Most small businesses face financial struggles during their first years. In fact, a slow road to profit is expected to the extent that the IRS doesn’t even expect businesses to be profitable before their fifth year.
Still, just because profits aren’t expected immediately doesn’t mean you can play it fast and loose with your finances because, if you’re not careful with your business’s budget, you can find yourself on the brink of bankruptcy in no time flat.
Financial Struggles From The Start
Unless you’re already independently wealthy, there’s a good chance that your small business will face some financial challenges from the time you attempt to fund your business. Typically, small business owners have to apply for loans to cover startup costs, but how much money you’ll need to get started will also depend on your industry, location, and other factors. Many people also turn to family and friends for personal loans or ask them to invest in their new company.
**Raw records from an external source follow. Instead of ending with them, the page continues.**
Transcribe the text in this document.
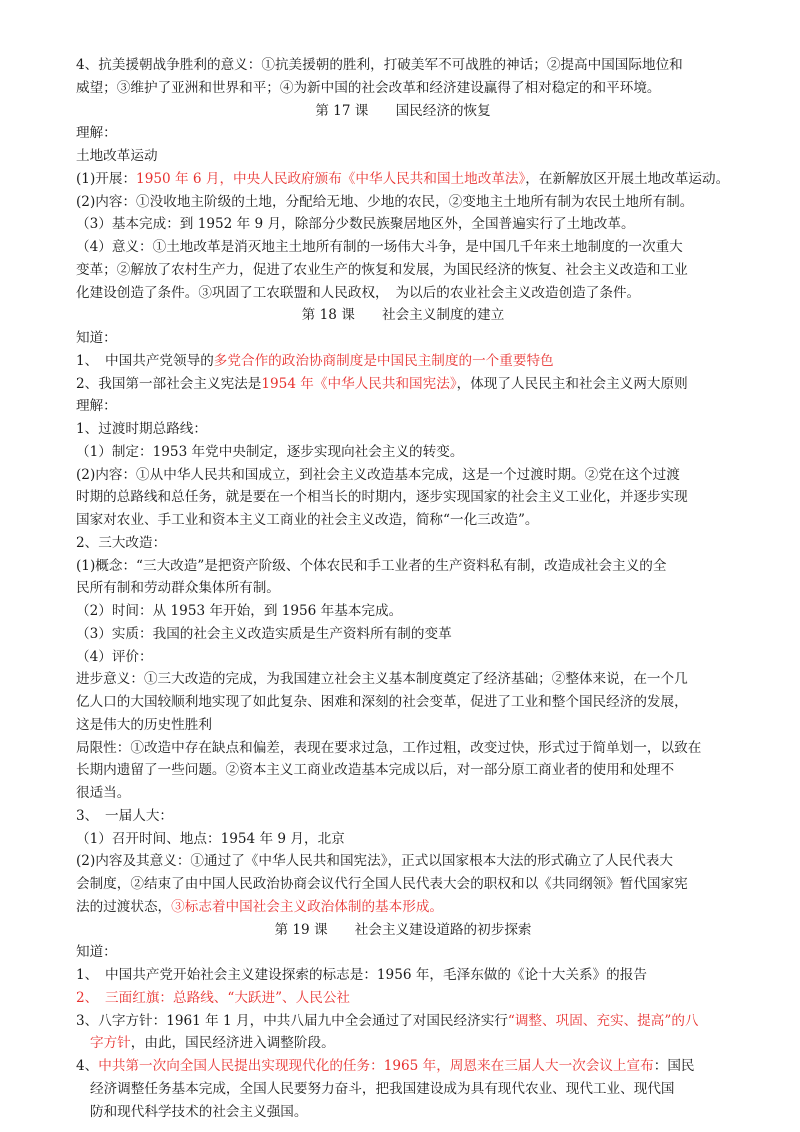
4、抗美援朝战争胜利的意义：①抗美援朝的胜利，打破美军不可战胜的神话；②提高中国国际地位和
威望；③维护了亚洲和世界和平；④为新中国的社会改革和经济建设赢得了相对稳定的和平环境。
第 17 课　　国民经济的恢复
理解：
土地改革运动
(1)开展：1950 年 6 月，中央人民政府颁布《中华人民共和国土地改革法》，在新解放区开展土地改革运动。
(2)内容：①没收地主阶级的土地，分配给无地、少地的农民，②变地主土地所有制为农民土地所有制。
（3）基本完成：到 1952 年 9 月，除部分少数民族聚居地区外，全国普遍实行了土地改革。
（4）意义：①土地改革是消灭地主土地所有制的一场伟大斗争，是中国几千年来土地制度的一次重大
变革；②解放了农村生产力，促进了农业生产的恢复和发展，为国民经济的恢复、社会主义改造和工业
化建设创造了条件。③巩固了工农联盟和人民政权，　为以后的农业社会主义改造创造了条件。
第 18 课　　社会主义制度的建立
知道：
1、　中国共产党领导的多党合作的政治协商制度是中国民主制度的一个重要特色
2、我国第一部社会主义宪法是1954 年《中华人民共和国宪法》，体现了人民民主和社会主义两大原则
理解：
1、过渡时期总路线：
（1）制定：1953 年党中央制定，逐步实现向社会主义的转变。
(2)内容：①从中华人民共和国成立，到社会主义改造基本完成，这是一个过渡时期。②党在这个过渡
时期的总路线和总任务，就是要在一个相当长的时期内，逐步实现国家的社会主义工业化，并逐步实现
国家对农业、手工业和资本主义工商业的社会主义改造，简称“一化三改造”。
2、三大改造：
(1)概念：“三大改造”是把资产阶级、个体农民和手工业者的生产资料私有制，改造成社会主义的全
民所有制和劳动群众集体所有制。
（2）时间：从 1953 年开始，到 1956 年基本完成。
（3）实质：我国的社会主义改造实质是生产资料所有制的变革
（4）评价：
进步意义：①三大改造的完成，为我国建立社会主义基本制度奠定了经济基础；②整体来说，在一个几
亿人口的大国较顺利地实现了如此复杂、困难和深刻的社会变革，促进了工业和整个国民经济的发展，
这是伟大的历史性胜利
局限性：①改造中存在缺点和偏差，表现在要求过急，工作过粗，改变过快，形式过于简单划一，以致在
长期内遗留了一些问题。②资本主义工商业改造基本完成以后，对一部分原工商业者的使用和处理不
很适当。
3、　一届人大：
（1）召开时间、地点：1954 年 9 月，北京
(2)内容及其意义：①通过了《中华人民共和国宪法》，正式以国家根本大法的形式确立了人民代表大
会制度，②结束了由中国人民政治协商会议代行全国人民代表大会的职权和以《共同纲领》暂代国家宪
法的过渡状态，③标志着中国社会主义政治体制的基本形成。
第 19 课　　社会主义建设道路的初步探索
知道：
1、　中国共产党开始社会主义建设探索的标志是：1956 年，毛泽东做的《论十大关系》的报告
2、　三面红旗：总路线、“大跃进”、人民公社
3、八字方针：1961 年 1 月，中共八届九中全会通过了对国民经济实行“调整、巩固、充实、提高”的八
字方针，由此，国民经济进入调整阶段。
4、中共第一次向全国人民提出实现现代化的任务：1965 年，周恩来在三届人大一次会议上宣布：国民
经济调整任务基本完成，全国人民要努力奋斗，把我国建设成为具有现代农业、现代工业、现代国
防和现代科学技术的社会主义强国。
Whatever approach you take to funding your small business, it’s important that you don’t overextend yourself. Borrowing too much and trying to build your company too fast can make it more likely that you’ll end up filing for bankruptcy in the short-term when it turns out you don’t have enough business to cover that investment.
Who And How You Hire
Another mistake that can make your business financially vulnerable and lead to a bankruptcy filing is failing to hire strategically. What does that actually mean, though? There are several components. When bringing new people into your company, it’s important to consider their skills, your budget and practical needs, and how you’ll support each team member in their role. That includes having a clear process for onboarding and evaluation, among other factors.
Too Big Too Fast
As noted above, growing your business by too much too quickly – aka overexpansion – is a common financial mistake, and it can lead to serious financial issues. Additionally, it’s important to recognize that overexpansion can take a number of forms. It can mean offering too many services or products, hiring too many staff, or trying to open new offices, or some combination thereof. Any way you slice it, though, overexpansion can leave your business vulnerable to financial issues.
Compared to other problems, overexpansion may be the most remediable via Chapter 11 bankruptcy. As bankruptcy lawyer Rowdy Williams explains, “Chapter 11 bankruptcy can be advantageous for small businesses because it allows you to reach an arrangement with your creditors to pay back some of your debts after growing too big too fast, and to reorganize your business to become profitable. This can help you scale back again and rethink the best path forward for your business.” Many businesses, both big and small, file for Chapter 11 bankruptcy, and it can act as something of a second chance, both financially and in a larger sense.
As a business owner, your records are a vital resource and will help you make informed decisions for your organization. If you don’t have good administrative practices, however, that information can quickly get lost, which is why poor accounting recordkeeping is a leading cause of small business bankruptcy. In fact, if you’re trying to decide where to invest your money, one of the best things you can do for your business’s long-term prospects is to hire or contract with an experienced business accountant.
There’s no foolproof way to avoid bankruptcy as a business. Markets change, demand never emerges, and, simply put, anything can happen. Huge, established corporations file for bankruptcy every year, despite having enormous resources at their disposal, while many underdogs thrive. All you can do as a small business owner, then, is to be attentive to the prevailing wisdom and proceed with caution as you seek to build up your organization.